Per quanto attiene alla costituzione della nuova formazione sociale, questa dovrebbe avvenire tramite una dichiarazione davanti all’ufficiale di stato civile, alla presenza di due testimoni, cui dovrà seguire la registrazione, come nel caso del matrimonio. Gli uniti civilmente - qui la dottrina e l’Accademia della crusca si cimenteranno nell’individuare un nuovo nome per distinguere la coppia unita con questa nuova formazione sociale - potranno stabilire il cognome, ma avranno comunque facoltà di anteporre o posporre allo stesso il proprio comunicandolo all’ufficiale di stato civile.
Quanto ai diritti e ai doveri che discenderebbero dal nuovo rapporto legalmente riconosciuto, si tratterebbe, come accennato, dei medesimi del matrimonio: l’obbligo reciproco alla fedeltà, all’assistenza morale e materiale e alla coabitazione. Inoltre, entrambe le parti saranno tenute, ciascuna in relazione alle proprie sostanze e alla propria capacità di lavoro professionale e domestico, a contribuire ai bisogni comuni; di conseguenza per sciogliere il vincolo, occorrerà necessariamente procedere a una separazione e a un divorzio. Il testo individua un'altra forma che da luogo allo scioglimento, nel caso in cui vi sia stata una sentenza di rettificazione dell’attribuzione di sesso.
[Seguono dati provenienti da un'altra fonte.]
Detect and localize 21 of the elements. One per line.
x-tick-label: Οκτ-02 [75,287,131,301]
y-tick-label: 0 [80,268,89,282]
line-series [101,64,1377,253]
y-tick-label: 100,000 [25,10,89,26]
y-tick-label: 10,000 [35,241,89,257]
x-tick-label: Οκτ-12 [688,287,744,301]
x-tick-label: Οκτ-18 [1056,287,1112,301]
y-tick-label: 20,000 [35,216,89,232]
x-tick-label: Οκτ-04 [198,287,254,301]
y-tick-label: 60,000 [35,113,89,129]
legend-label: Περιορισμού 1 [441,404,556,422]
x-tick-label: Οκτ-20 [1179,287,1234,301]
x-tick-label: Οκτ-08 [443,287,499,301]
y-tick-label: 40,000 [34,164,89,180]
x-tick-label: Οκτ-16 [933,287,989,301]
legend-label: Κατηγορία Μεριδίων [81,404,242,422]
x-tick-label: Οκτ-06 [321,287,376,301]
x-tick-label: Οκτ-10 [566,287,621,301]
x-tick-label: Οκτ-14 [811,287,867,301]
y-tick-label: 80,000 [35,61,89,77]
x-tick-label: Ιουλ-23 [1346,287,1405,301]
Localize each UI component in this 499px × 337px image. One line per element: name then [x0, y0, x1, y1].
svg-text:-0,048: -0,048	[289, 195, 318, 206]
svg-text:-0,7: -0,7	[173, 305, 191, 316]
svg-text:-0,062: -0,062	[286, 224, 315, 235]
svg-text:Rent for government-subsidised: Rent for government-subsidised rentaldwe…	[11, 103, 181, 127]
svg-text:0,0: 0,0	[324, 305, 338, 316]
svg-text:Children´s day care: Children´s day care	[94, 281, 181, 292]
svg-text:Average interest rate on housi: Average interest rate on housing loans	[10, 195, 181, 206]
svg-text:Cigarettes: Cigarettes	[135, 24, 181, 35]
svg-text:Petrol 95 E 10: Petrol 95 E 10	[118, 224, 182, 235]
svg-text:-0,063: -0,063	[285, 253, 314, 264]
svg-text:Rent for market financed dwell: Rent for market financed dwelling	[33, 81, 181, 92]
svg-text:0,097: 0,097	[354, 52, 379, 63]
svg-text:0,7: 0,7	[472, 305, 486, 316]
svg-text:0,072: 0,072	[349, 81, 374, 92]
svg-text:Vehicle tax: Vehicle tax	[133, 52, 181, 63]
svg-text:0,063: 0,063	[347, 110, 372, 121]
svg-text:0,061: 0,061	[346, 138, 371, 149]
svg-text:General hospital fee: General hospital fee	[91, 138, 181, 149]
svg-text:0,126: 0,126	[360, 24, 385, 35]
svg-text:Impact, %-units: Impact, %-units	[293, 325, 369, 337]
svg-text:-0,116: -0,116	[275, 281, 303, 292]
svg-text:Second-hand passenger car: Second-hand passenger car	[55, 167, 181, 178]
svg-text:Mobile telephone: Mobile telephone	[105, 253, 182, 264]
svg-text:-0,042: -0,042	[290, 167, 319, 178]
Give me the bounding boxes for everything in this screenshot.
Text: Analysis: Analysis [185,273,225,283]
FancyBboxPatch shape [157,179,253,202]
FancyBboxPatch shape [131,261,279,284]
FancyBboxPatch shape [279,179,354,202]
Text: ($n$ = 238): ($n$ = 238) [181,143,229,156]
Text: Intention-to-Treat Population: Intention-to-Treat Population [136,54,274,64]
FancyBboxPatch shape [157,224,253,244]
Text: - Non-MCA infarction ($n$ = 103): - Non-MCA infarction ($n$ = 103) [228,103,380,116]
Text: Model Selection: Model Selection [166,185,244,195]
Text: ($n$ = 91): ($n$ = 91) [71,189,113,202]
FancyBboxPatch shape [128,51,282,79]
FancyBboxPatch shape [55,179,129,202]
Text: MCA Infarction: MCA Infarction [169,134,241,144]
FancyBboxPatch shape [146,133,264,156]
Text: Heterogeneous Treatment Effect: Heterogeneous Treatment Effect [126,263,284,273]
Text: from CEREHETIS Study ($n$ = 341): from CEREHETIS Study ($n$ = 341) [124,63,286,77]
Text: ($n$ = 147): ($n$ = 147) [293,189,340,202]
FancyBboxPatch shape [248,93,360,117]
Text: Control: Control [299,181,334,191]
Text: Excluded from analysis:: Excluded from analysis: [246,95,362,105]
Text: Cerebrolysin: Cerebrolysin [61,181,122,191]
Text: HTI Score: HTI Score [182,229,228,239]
La nuova normativa dovrebbe poi fornire una risposta al monito della Corte Costituzionale di cui alla sentenza 11 giugno 2014 n. 170, che invitava il legislatore ad adottare misure per disciplinare la registrazione delle unioni omosessuali che si formano quando uno dei coniugi, nel contesto di un matrimonio, decide di cambiare sesso e, tuttavia, il rapporto di stabile convivenza prosegue per volontà di entrambi (il caso riguardava due coniugi, in cui il marito aveva ottenuto la rettificazione del sesso, evento cui era seguita l’automatica cancellazione del matrimonio, al di là della loro volontà, essendo tale istituto tra due soggetti di sesso differente, e non essendovi altro istituto che potesse tutelarli). Iil ddl di cui stiamo parlando, infatti, prevede che in caso di rettificazione anagrafica di sesso, all’interno di un matrimonio i coniugi possano decidere di non scioglierlo, e fra essi si instaurerebbe automaticamente una unione civile.
Tra i temi più controversi, quello legato all’adozione da parte degli uniti civilmente. L’articolo che la introdurrebbe, nella forma della cosiddetta stepchild adoption, dovrebbe consentire in realtà solo una stretta apertura alla genitorialità acquisita (attraverso la modifica dell’art. 44 della legge n.184/83). Si tratterebbe, infatti, della possibilità di adottare il figlio minore anche adottivo del partner, andando a configurare un’ipotesi residuale di adozione, che pur creando un vincolo di filiazione giuridica, si sovrapporrebbe a quello della filiazione biologica, non facendo cessare il legame con la famiglia naturale.
In merito, tra l’altro, è recente la pronuncia del tribunale per i minorenni di Roma, che con la sentenza 30 luglio 2014 n. 299, ai sensi del citato articolo 44, ha già riconosciuto l'adozione da parte di una coppia di donne della figlia biologica di una di loro.